Dit zijn de Europese landen waar de bevolking zich geen week vakantie kan veroorloven

Volgens Eurostat kon 27 % van de Europeanen van 16 jaar en ouder zich in 2024 geen week vakantie veroorloven. De verschillen tussen de landen blijven zeer groot, maar de algemene trend is positief, met een stijging van ongeveer tien procentpunten in het aantal mensen dat sinds tien jaar op vakantie kan gaan.

Uit de door Eurostat gepubliceerde gegevens blijkt een groot contrast in het vermogen van Europeanen om zich een week vakantie buiten hun woonplaats te veroorloven. In 2024 kon meer dan een kwart van de Europese bevolking van 16 jaar en ouder zich geen vakantie veroorloven.

Dit gemiddelde cijfer verhult echter grote verschillen tussen de lidstaten, die een weerspiegeling zijn van economische situaties die ongelijkmatig bestand zijn tegen inflatie of druk op de koopkracht.

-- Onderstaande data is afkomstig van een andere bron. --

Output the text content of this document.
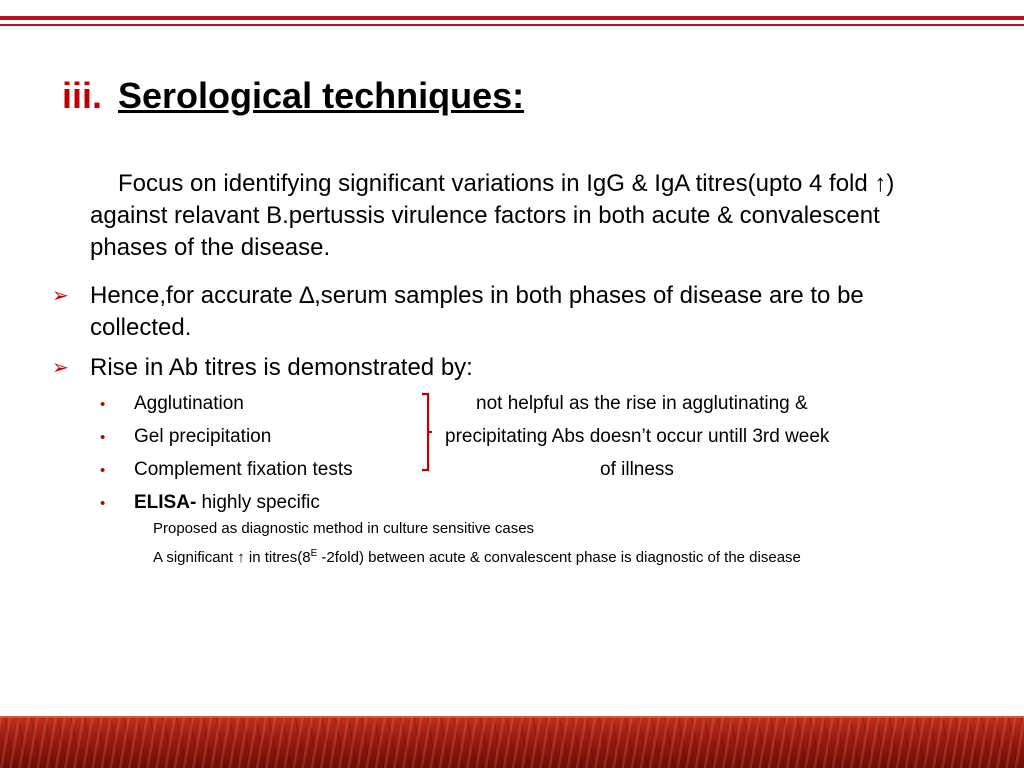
iii. Serological techniques:
Focus on identifying significant variations in IgG & IgA titres(upto 4 fold ↑) against relavant B.pertussis virulence factors in both acute & convalescent phases of the disease.
➢ Hence,for accurate ∆,serum samples in both phases of disease are to be collected.
➢ Rise in Ab titres is demonstrated by:
• Agglutination
• Gel precipitation
• Complement fixation tests
not helpful as the rise in agglutinating &
precipitating Abs doesn’t occur untill 3rd week
of illness
• ELISA- highly specific
Proposed as diagnostic method in culture sensitive cases
A significant ↑ in $titres(8^E$ -2fold) between acute & convalescent phase is diagnostic of the disease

Roemenië blijft het meest getroffen land, waar meer dan de helft van de inwoners om financiële redenen geen vakantie kan nemen.

Het Europese land Roemenië

Roemenië is geen op zichzelf staand geval. In Griekenland, Bulgarije en Hongarije zien meer dan vier op de tien inwoners af van een vakantie. Deze landen hebben vaak te maken met lagere inkomens, minder beschermende sociale stelsels en aanhoudende gevolgen van recente economische crises.

Deze concentratie van vakantieontzegging in het zuiden en oosten van de Europese Unie benadrukt de structurele economische verschillen, die nog worden versterkt door de voortdurende stijging van de kosten van levensonderhoud.

Een langzame verbetering

Omgekeerd laten sommige landen percentages zien die aanzienlijk onder het Europese gemiddelde liggen. In Luxemburg heeft minder dan 10 % van de bevolking moeite om een week vakantie te financieren. De Scandinavische landen, evenals Nederland en Oostenrijk, onderscheiden zich ook door het feit dat hun inwoners meer mogelijkheden hebben om op vakantie te gaan, dankzij hogere lonen en een sociaal model dat meer bescherming biedt.

Het Europese land Nederland

Ondanks deze ongelijkheden constateert Eurostat een bemoedigende vooruitgang. Het percentage mensen dat zich een vakantie kan veroorloven, is de afgelopen tien jaar met ongeveer tien procentpunten gestegen.

Het jaar 2024 bevestigt deze trend, met een lichte daling van de achterstand ten opzichte van 2023. Hoewel de verschillen tussen de landen groot blijven, getuigt deze verbetering van een geleidelijke toename van de koopkracht en een groter vermogen van de Europese huishoudens om geld uit te geven aan vrije tijd en reizen.